In the announcement, Tesla outlines some of the hardware changes they’re making:
“Eight surround cameras provide 360 degree visibility around the car at up to 250 meters of range. Twelve updated ultrasonic sensors complement this vision, allowing for detection of both hard and soft objects at nearly twice the distance of the prior system. A forward-facing radar with enhanced processing provides additional data about the world on a redundant wavelength, capable of seeing through heavy rain, fog, dust and even the car ahead.”
For now, this is simply a hardware upgrade. The self-driving functionality isn’t ready to go primetime. But ever the overachiever, Musk predicts we’ll start spotting them driving themselves cross-country by the end of 2017 – up one year from his previous prediction of 2018.
In the meantime, new cars will come with a limited Autopilot system while Tesla works out kinks in the new hardware.

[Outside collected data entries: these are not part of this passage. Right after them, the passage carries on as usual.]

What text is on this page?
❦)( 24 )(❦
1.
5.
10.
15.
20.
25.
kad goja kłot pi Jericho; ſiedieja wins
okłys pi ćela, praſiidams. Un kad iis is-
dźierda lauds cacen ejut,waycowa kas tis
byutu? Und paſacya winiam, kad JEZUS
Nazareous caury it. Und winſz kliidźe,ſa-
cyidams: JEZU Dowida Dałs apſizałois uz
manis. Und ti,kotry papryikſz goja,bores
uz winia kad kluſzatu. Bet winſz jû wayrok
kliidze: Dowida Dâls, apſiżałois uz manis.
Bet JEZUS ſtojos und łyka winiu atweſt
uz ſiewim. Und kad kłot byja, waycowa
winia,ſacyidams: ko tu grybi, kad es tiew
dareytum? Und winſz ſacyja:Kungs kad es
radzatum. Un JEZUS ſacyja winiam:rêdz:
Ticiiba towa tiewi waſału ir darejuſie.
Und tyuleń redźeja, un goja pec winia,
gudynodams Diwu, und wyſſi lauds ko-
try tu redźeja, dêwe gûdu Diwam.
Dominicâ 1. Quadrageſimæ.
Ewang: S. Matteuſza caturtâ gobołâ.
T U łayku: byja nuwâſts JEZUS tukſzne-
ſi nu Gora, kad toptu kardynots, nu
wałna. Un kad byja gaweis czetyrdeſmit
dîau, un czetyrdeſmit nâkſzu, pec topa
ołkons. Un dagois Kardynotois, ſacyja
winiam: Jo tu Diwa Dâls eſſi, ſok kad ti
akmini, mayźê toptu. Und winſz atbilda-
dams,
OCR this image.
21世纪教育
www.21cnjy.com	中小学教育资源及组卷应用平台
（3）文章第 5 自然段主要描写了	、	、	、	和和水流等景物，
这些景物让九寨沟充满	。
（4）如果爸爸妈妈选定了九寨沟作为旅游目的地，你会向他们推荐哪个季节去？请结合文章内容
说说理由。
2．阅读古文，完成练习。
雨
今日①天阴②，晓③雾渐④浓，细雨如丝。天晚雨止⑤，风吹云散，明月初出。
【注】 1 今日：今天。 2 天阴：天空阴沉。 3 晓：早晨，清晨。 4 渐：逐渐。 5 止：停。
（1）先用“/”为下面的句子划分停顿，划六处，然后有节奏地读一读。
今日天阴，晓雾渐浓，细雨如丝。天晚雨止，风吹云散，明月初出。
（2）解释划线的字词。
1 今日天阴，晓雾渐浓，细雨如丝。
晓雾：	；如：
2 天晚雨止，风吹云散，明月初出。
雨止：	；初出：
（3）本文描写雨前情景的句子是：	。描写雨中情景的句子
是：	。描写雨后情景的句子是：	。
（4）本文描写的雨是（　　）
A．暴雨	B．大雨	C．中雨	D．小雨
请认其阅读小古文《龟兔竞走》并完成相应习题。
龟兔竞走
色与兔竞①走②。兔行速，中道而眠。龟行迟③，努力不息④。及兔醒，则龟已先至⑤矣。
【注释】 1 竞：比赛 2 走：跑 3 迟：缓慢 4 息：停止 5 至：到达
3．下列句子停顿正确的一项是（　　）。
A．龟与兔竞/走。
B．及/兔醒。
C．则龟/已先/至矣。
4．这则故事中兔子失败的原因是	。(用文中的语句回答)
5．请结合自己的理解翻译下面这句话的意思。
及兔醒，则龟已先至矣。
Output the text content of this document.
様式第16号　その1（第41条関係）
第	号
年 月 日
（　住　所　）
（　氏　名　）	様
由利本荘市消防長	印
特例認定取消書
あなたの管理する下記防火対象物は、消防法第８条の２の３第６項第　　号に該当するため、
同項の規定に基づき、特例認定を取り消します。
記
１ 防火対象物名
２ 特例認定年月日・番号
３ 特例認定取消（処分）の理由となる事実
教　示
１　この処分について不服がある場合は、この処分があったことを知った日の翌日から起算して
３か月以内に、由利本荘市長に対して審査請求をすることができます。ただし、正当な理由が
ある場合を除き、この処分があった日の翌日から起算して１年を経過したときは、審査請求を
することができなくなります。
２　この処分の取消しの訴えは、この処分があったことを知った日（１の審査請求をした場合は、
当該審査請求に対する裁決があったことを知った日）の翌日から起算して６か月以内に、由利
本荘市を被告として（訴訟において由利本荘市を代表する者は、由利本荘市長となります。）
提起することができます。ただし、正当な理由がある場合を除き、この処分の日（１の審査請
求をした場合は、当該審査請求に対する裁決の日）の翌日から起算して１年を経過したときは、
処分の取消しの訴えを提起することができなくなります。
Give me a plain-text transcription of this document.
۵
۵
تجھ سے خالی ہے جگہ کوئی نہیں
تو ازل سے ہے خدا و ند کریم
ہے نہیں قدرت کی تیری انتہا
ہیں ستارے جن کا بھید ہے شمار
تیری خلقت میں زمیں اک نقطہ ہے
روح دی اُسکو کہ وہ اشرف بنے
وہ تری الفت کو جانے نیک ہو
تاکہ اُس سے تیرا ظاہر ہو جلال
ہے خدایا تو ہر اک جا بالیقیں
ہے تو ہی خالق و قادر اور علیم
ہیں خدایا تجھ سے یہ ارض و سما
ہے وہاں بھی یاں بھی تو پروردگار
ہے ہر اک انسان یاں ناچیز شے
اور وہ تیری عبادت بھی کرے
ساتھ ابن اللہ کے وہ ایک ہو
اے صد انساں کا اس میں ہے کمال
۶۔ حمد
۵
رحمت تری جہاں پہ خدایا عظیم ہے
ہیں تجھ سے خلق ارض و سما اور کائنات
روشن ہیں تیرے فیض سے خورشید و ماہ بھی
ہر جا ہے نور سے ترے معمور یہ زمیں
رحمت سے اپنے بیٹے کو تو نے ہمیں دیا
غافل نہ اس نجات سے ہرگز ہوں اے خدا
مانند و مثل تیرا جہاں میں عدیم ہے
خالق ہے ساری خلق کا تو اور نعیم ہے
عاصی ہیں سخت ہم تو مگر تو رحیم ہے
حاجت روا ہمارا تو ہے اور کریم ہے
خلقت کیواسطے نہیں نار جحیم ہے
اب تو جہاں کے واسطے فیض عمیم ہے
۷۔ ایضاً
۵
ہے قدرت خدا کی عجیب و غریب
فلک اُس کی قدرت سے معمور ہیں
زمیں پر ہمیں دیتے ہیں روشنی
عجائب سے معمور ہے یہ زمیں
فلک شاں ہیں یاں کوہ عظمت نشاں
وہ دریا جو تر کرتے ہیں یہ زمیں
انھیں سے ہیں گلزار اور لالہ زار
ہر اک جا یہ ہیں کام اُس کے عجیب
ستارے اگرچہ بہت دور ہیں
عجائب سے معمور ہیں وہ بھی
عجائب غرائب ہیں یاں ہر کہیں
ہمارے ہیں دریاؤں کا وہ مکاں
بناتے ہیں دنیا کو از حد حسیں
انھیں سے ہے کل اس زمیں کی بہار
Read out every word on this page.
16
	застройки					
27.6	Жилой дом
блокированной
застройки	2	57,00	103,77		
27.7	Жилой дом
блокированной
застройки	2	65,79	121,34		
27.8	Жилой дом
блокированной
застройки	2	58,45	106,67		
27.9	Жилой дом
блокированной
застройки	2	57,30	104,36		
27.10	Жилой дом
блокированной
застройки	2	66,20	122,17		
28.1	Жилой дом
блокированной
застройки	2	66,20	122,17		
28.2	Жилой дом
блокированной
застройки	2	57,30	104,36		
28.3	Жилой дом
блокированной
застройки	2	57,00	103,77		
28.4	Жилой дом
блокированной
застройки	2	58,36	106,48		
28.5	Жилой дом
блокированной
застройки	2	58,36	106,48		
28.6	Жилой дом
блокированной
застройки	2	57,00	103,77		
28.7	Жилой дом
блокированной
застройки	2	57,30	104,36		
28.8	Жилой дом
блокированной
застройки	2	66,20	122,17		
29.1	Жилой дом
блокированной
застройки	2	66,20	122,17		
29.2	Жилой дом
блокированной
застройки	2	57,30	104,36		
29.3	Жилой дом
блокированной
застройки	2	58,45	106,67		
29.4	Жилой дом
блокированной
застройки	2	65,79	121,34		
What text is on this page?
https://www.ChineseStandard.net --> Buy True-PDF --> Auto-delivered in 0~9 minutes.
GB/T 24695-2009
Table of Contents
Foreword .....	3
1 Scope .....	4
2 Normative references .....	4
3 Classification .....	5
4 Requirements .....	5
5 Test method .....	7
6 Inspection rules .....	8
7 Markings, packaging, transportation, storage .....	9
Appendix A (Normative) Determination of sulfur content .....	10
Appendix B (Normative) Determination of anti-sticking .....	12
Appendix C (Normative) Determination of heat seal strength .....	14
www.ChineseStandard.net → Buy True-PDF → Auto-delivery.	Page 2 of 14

They won’t be able to do some of the things the current Autopilot can do such as providing emergency braking, collision warning, lane holding, and active cruise control.
This massive overhaul of self-driving technology is coming in the wake of growing criticism about Autopilot and whether Tesla is overselling their cars’ abilities.
Last week, German Transport Minister Alexander Dobrindt demanded Tesla rename Autopilot because it implied drivers don’t need to pay attention or keep their hands on the steering wheel. In a similar move, the California Department of Motor Vehicles (DMV) issued draft regulation demanding Tesla remove the terms “self-driving,” “automated,” or “auto-pilot” from their advertisements.
Just two months ago, Tesla revised its Chinese website by removing terms that meant “self-driving” in Chinese. This was in reaction to a Beijing accident in which a driver crashed into a partially parked vehicle. Tesla claims the accident was the driver’s fault for not keeping his hands on the wheel while the driver says he was misled about what the Autopilot feature could do. And earlier this spring, Tesla found itself at the center of a media firestorm after a Florida man died in a crash while using Autopilot.
There’s been no shortage of bad press covering Tesla’s semi-automated driving system. And it’s possible that by ratcheting up the technology to fully self-driving status, Tesla will in fact alleviate some of the scrutiny targeting Autopilot today. Realistically, it’s hard to convince drivers to keep their hands on the wheel when the car seems to be doing just fine driving itself. It looks like Tesla understands that as well.